The security forces seemed to have made an error of judgement after this and underestimated the resolve of the crowd. A little over half an hour later, the protesters re-converged from three sides and attacked the police.
One person slashed at constable Kalyani Tiggas head with a khukuri. As blood streamed down Kalyanis head, a policeman standing near her opened fire. The shot hit a teenager, not the attacker, standing nearby.
The battle intensified then and the police started fleeing, according to witnesses. However, seeing some of their colleagues being hit by stones and bleeding, a few policemen turned around and fired six more rounds. The 24-year-old woman was killed in this fresh round of firing.
The Morcha identified the dead as Bimala Rai from Kalimpong and 16-year-old Vicky Lama from Rangamati in Malbazar. The police, however, said those killed were yet to be identified.
Inspector-general of police, north Bengal, Ranveer Kumar said: They hacked our lady constable, Kalyani Tigga, with a khukuri on her head and the police had to fire in self-defence. The police were also fired upon from an improvised firearm which was seized from the spot.
He said the subdivisional police officer of Malbazar, Arindam Sarkar, and the officer in charge of the Malbazar police station, B.D. Sarker, were among those seriously injured by stones thrown by the protesters.
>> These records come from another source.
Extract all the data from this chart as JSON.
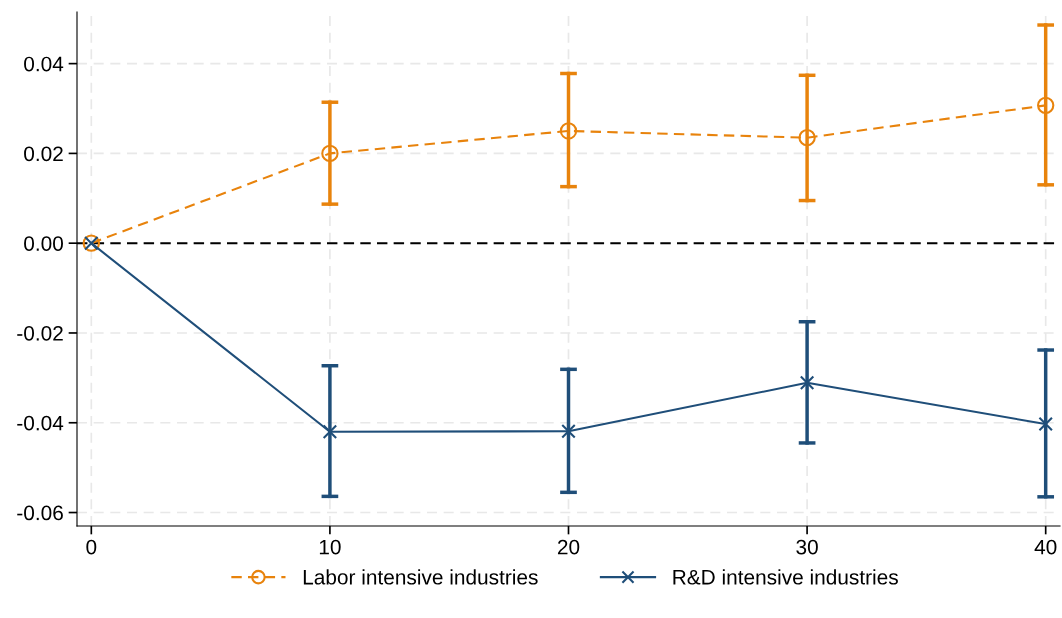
{
  "chart_data": {
    "type": "line",
    "x": [
      0,
      10,
      20,
      30,
      40
    ],
    "series": [
      {
        "name": "Labor intensive industries",
        "color": "#e8830c",
        "marker": "circle",
        "line_style": "dashed",
        "values": [
          0,
          0.02,
          0.025,
          0.0235,
          0.0307
        ],
        "errors": [
          null,
          [
            0.0087,
            0.0314
          ],
          [
            0.0126,
            0.0378
          ],
          [
            0.0095,
            0.0374
          ],
          [
            0.013,
            0.0486
          ]
        ]
      },
      {
        "name": "R&D intensive industries",
        "color": "#1f4e79",
        "marker": "cross",
        "line_style": "solid",
        "values": [
          0,
          -0.042,
          -0.0419,
          -0.0311,
          -0.0403
        ],
        "errors": [
          null,
          [
            -0.0564,
            -0.0273
          ],
          [
            -0.0555,
            -0.0281
          ],
          [
            -0.0445,
            -0.0175
          ],
          [
            -0.0565,
            -0.0238
          ]
        ]
      }
    ],
    "xlim": [
      -0.6,
      40.6
    ],
    "xticks": [
      0,
      10,
      20,
      30,
      40
    ],
    "ylim": [
      -0.063,
      0.0515
    ],
    "yticks": [
      {
        "value": -0.06,
        "label": "-0.06"
      },
      {
        "value": -0.04,
        "label": "-0.04"
      },
      {
        "value": -0.02,
        "label": "-0.02"
      },
      {
        "value": 0,
        "label": "0.00"
      },
      {
        "value": 0.02,
        "label": "0.02"
      },
      {
        "value": 0.04,
        "label": "0.04"
      }
    ],
    "ref_lines": [
      {
        "axis": "y",
        "value": 0,
        "color": "#000000",
        "line_style": "dashed"
      }
    ],
    "grid": true,
    "legend": "bottom"
  }
}
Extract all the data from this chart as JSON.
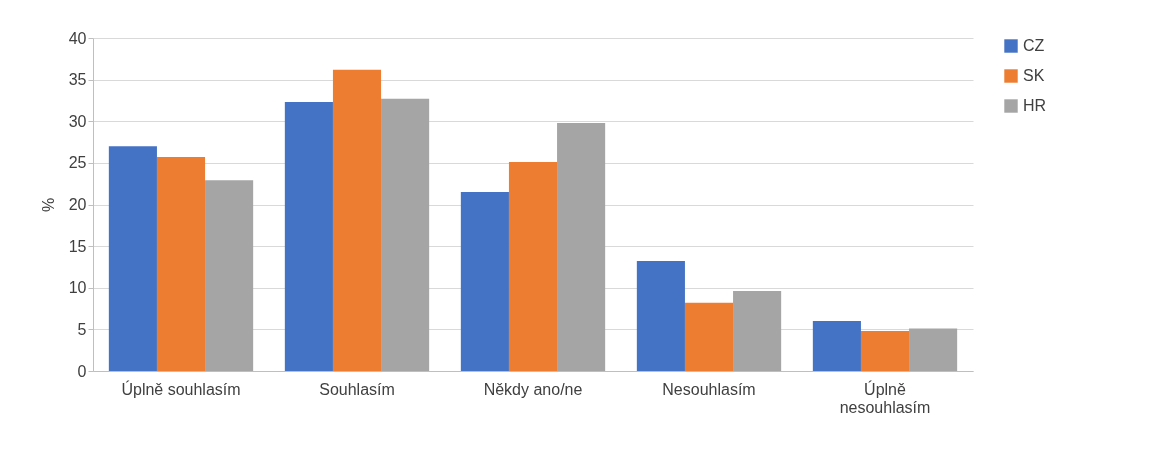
{
  "chart_data": {
    "type": "bar",
    "ylabel": "%",
    "categories": [
      "Úplně souhlasím",
      "Souhlasím",
      "Někdy ano/ne",
      "Nesouhlasím",
      "Úplně nesouhlasím"
    ],
    "series": [
      {
        "name": "CZ",
        "color": "#4472c4",
        "values": [
          27.0,
          32.3,
          21.5,
          13.2,
          6.0
        ]
      },
      {
        "name": "SK",
        "color": "#ed7d31",
        "values": [
          25.7,
          36.2,
          25.1,
          8.2,
          4.8
        ]
      },
      {
        "name": "HR",
        "color": "#a5a5a5",
        "values": [
          22.9,
          32.7,
          29.8,
          9.6,
          5.1
        ]
      }
    ],
    "ylim": [
      0,
      40
    ],
    "yticks": [
      0,
      5,
      10,
      15,
      20,
      25,
      30,
      35,
      40
    ],
    "grid": "y",
    "legend": "right"
  }
}
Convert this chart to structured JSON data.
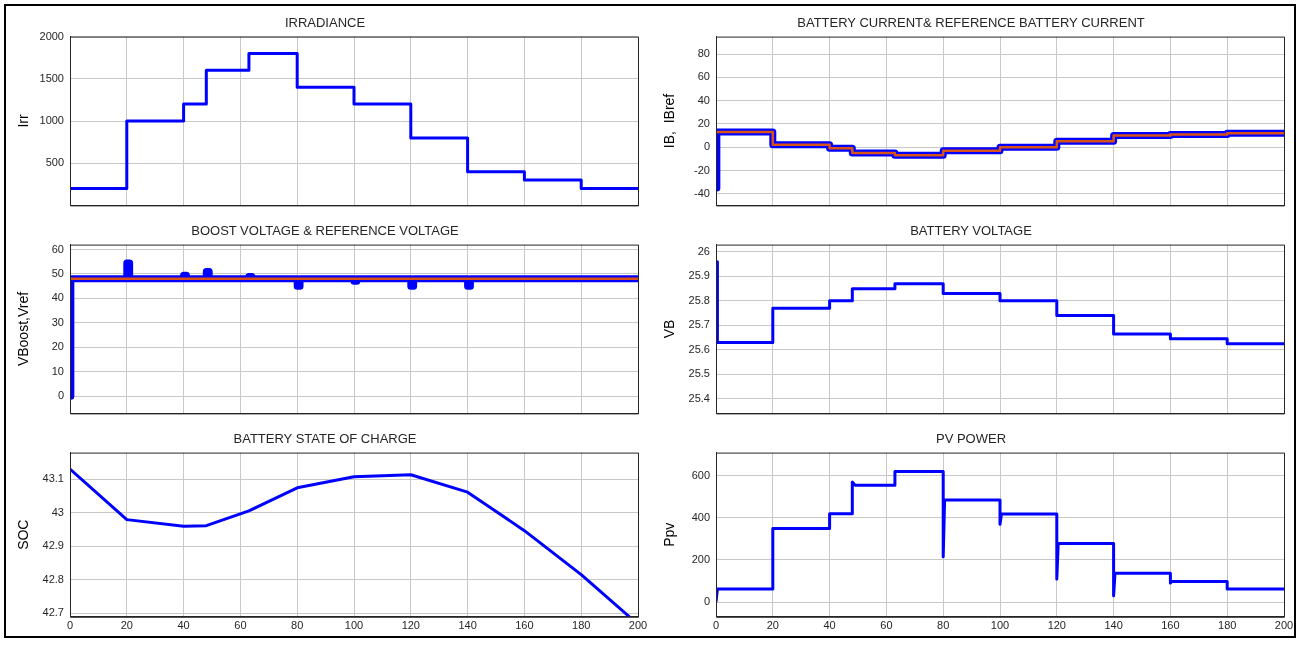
{
  "chart_data": [
    {
      "type": "step",
      "title": "IRRADIANCE",
      "ylabel": "Irr",
      "xlim": [
        0,
        200
      ],
      "xticks": [
        0,
        20,
        40,
        60,
        80,
        100,
        120,
        140,
        160,
        180,
        200
      ],
      "ylim": [
        0,
        2000
      ],
      "yticks": [
        500,
        1000,
        1500,
        2000
      ],
      "tick_labels": "y",
      "grid": true,
      "legend": false,
      "series": [
        {
          "color": "#0000ff",
          "x": [
            0,
            20,
            40,
            48,
            63,
            80,
            100,
            120,
            140,
            160,
            180,
            200
          ],
          "values": [
            200,
            1000,
            1200,
            1600,
            1800,
            1400,
            1200,
            800,
            400,
            300,
            200,
            200
          ]
        }
      ]
    },
    {
      "type": "line",
      "title": "BATTERY CURRENT& REFERENCE BATTERY CURRENT",
      "ylabel": "IB,  IBref",
      "xlim": [
        0,
        200
      ],
      "xticks": [
        0,
        20,
        40,
        60,
        80,
        100,
        120,
        140,
        160,
        180,
        200
      ],
      "ylim": [
        -50,
        95
      ],
      "yticks": [
        -40,
        -20,
        0,
        20,
        40,
        60,
        80
      ],
      "tick_labels": "y",
      "grid": true,
      "legend": false,
      "series": [
        {
          "color": "#0000ff",
          "x": [
            0,
            0.3,
            20,
            20,
            40,
            40,
            48,
            48,
            63,
            63,
            80,
            80,
            100,
            100,
            120,
            120,
            140,
            140,
            160,
            160,
            180,
            180,
            200
          ],
          "values": [
            -35,
            13,
            13,
            2,
            2,
            -1,
            -1,
            -5,
            -5,
            -7,
            -7,
            -3,
            -3,
            0,
            0,
            5,
            5,
            10,
            10,
            11,
            11,
            12,
            12
          ]
        },
        {
          "type": "step",
          "color": "#d95319",
          "x": [
            0,
            20,
            40,
            48,
            63,
            80,
            100,
            120,
            140,
            160,
            180,
            200
          ],
          "values": [
            13,
            2,
            -1,
            -5,
            -7,
            -3,
            0,
            5,
            10,
            11,
            12,
            12
          ]
        }
      ]
    },
    {
      "type": "line",
      "title": "BOOST VOLTAGE & REFERENCE VOLTAGE",
      "ylabel": "VBoost,Vref",
      "xlim": [
        0,
        200
      ],
      "xticks": [
        0,
        20,
        40,
        60,
        80,
        100,
        120,
        140,
        160,
        180,
        200
      ],
      "ylim": [
        -7,
        62
      ],
      "yticks": [
        0,
        10,
        20,
        30,
        40,
        50,
        60
      ],
      "tick_labels": "y",
      "grid": true,
      "legend": false,
      "series": [
        {
          "color": "#0000ff",
          "x": [
            0,
            0.3,
            20,
            20,
            21,
            21,
            40,
            40,
            41,
            41,
            48,
            48,
            49,
            49,
            63,
            63,
            64,
            64,
            80,
            80,
            81,
            81,
            100,
            100,
            101,
            101,
            120,
            120,
            121,
            121,
            140,
            140,
            141,
            141,
            200
          ],
          "values": [
            0,
            48,
            48,
            54.5,
            54.5,
            48,
            48,
            49.5,
            49.5,
            48,
            48,
            51,
            51,
            48,
            48,
            49,
            49,
            48,
            48,
            45,
            45,
            48,
            48,
            47,
            47,
            48,
            48,
            45,
            45,
            48,
            48,
            45,
            45,
            48,
            48
          ]
        },
        {
          "color": "#d95319",
          "x": [
            0,
            200
          ],
          "values": [
            48,
            48
          ]
        }
      ]
    },
    {
      "type": "step",
      "title": "BATTERY VOLTAGE",
      "ylabel": "VB",
      "xlim": [
        0,
        200
      ],
      "xticks": [
        0,
        20,
        40,
        60,
        80,
        100,
        120,
        140,
        160,
        180,
        200
      ],
      "ylim": [
        25.34,
        26.03
      ],
      "yticks": [
        25.4,
        25.5,
        25.6,
        25.7,
        25.8,
        25.9,
        26
      ],
      "tick_labels": "y",
      "grid": true,
      "legend": false,
      "series": [
        {
          "color": "#0000ff",
          "x": [
            0,
            0.5,
            20,
            40,
            48,
            63,
            80,
            100,
            120,
            140,
            160,
            180,
            200
          ],
          "values": [
            25.96,
            25.63,
            25.77,
            25.8,
            25.85,
            25.87,
            25.83,
            25.8,
            25.74,
            25.665,
            25.645,
            25.625,
            25.625
          ]
        }
      ]
    },
    {
      "type": "line",
      "title": "BATTERY STATE OF CHARGE",
      "ylabel": "SOC",
      "xlim": [
        0,
        200
      ],
      "xticks": [
        0,
        20,
        40,
        60,
        80,
        100,
        120,
        140,
        160,
        180,
        200
      ],
      "ylim": [
        42.69,
        43.18
      ],
      "yticks": [
        42.7,
        42.8,
        42.9,
        43,
        43.1
      ],
      "grid": true,
      "legend": false,
      "series": [
        {
          "color": "#0000ff",
          "x": [
            0,
            20,
            40,
            48,
            63,
            80,
            100,
            120,
            140,
            160,
            180,
            197
          ],
          "values": [
            43.131,
            42.98,
            42.96,
            42.962,
            43.006,
            43.075,
            43.108,
            43.114,
            43.062,
            42.947,
            42.816,
            42.69
          ]
        }
      ]
    },
    {
      "type": "line",
      "title": "PV POWER",
      "ylabel": "Ppv",
      "xlim": [
        0,
        200
      ],
      "xticks": [
        0,
        20,
        40,
        60,
        80,
        100,
        120,
        140,
        160,
        180,
        200
      ],
      "ylim": [
        -70,
        710
      ],
      "yticks": [
        0,
        200,
        400,
        600
      ],
      "grid": true,
      "legend": false,
      "series": [
        {
          "color": "#0000ff",
          "x": [
            0,
            0.5,
            20,
            20,
            40,
            40,
            48,
            48,
            49,
            63,
            63,
            80,
            80,
            80.5,
            100,
            100,
            100.5,
            120,
            120,
            120.5,
            140,
            140,
            140.5,
            160,
            160,
            160.5,
            180,
            180,
            200
          ],
          "values": [
            0,
            62,
            62,
            350,
            350,
            420,
            420,
            570,
            555,
            555,
            620,
            620,
            215,
            485,
            485,
            370,
            418,
            418,
            110,
            278,
            278,
            30,
            137,
            137,
            90,
            98,
            98,
            62,
            62
          ]
        }
      ]
    }
  ]
}
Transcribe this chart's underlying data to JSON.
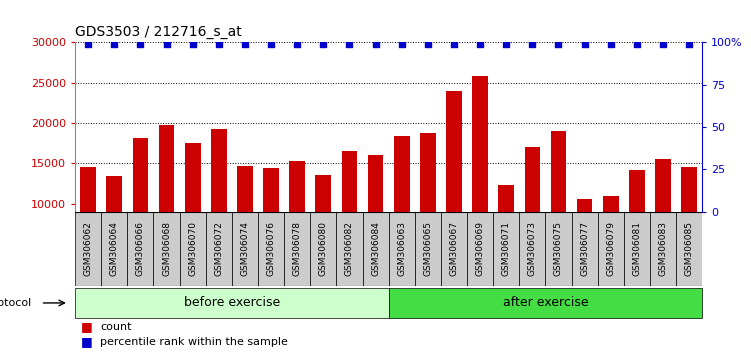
{
  "title": "GDS3503 / 212716_s_at",
  "categories": [
    "GSM306062",
    "GSM306064",
    "GSM306066",
    "GSM306068",
    "GSM306070",
    "GSM306072",
    "GSM306074",
    "GSM306076",
    "GSM306078",
    "GSM306080",
    "GSM306082",
    "GSM306084",
    "GSM306063",
    "GSM306065",
    "GSM306067",
    "GSM306069",
    "GSM306071",
    "GSM306073",
    "GSM306075",
    "GSM306077",
    "GSM306079",
    "GSM306081",
    "GSM306083",
    "GSM306085"
  ],
  "bar_values": [
    14500,
    13400,
    18200,
    19700,
    17500,
    19200,
    14700,
    14400,
    15300,
    13500,
    16500,
    16000,
    18400,
    18800,
    24000,
    25800,
    12300,
    17000,
    19000,
    10600,
    10900,
    14200,
    15500,
    14500
  ],
  "percentile_values": [
    99,
    99,
    99,
    99,
    99,
    99,
    99,
    99,
    99,
    99,
    99,
    99,
    99,
    99,
    99,
    99,
    99,
    99,
    99,
    99,
    99,
    99,
    99,
    99
  ],
  "bar_color": "#cc0000",
  "percentile_color": "#0000cc",
  "before_count": 12,
  "after_count": 12,
  "before_label": "before exercise",
  "after_label": "after exercise",
  "before_color": "#ccffcc",
  "after_color": "#44dd44",
  "protocol_label": "protocol",
  "ylim_left": [
    9000,
    30000
  ],
  "ylim_right": [
    0,
    100
  ],
  "yticks_left": [
    10000,
    15000,
    20000,
    25000,
    30000
  ],
  "yticks_right": [
    0,
    25,
    50,
    75,
    100
  ],
  "grid_values": [
    15000,
    20000,
    25000
  ],
  "bar_width": 0.6,
  "bg_color": "#ffffff",
  "plot_bg": "#ffffff",
  "label_bg": "#cccccc",
  "legend_count_label": "count",
  "legend_pct_label": "percentile rank within the sample"
}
Kumar said Wilson Champromari, the Morcha-backed Independent MLA of Kalchini, was arrested from the spot. Two mobile phones and Rs 22,000 were seized from him.
He was among those who incited the violence against the police, the inspector-general said.
While being led to a police van, Wilson claimed he had been leading a peaceful agitation. We want to take Bimal Gurung to the Dooars and we were on a peaceful movement. We were attacked brutally by the police and the hunger-strikers were chased and beaten out of the community hall. I was also badly beaten up.
Soon after, Morcha supporters struck at several places in their strongholds in Darjeeling, Kalimpong and Kurseong, targeting government establishments and burning down some buildings, including at least one in the Mall. A judges parked car was also set on fire.
The Morcha has called an indefinite strike from 6am tomorrow to protest the firing. At 4pm, shopkeepers who had downed shutters on their own were asked to reopen so that people could stock up on essentials. Tourists not too many are around in the lean season used the window to leave Darjeeling.
Late tonight, Morcha president Bimal Gurung asked people to stop destroying property, remain calm and maintain peace.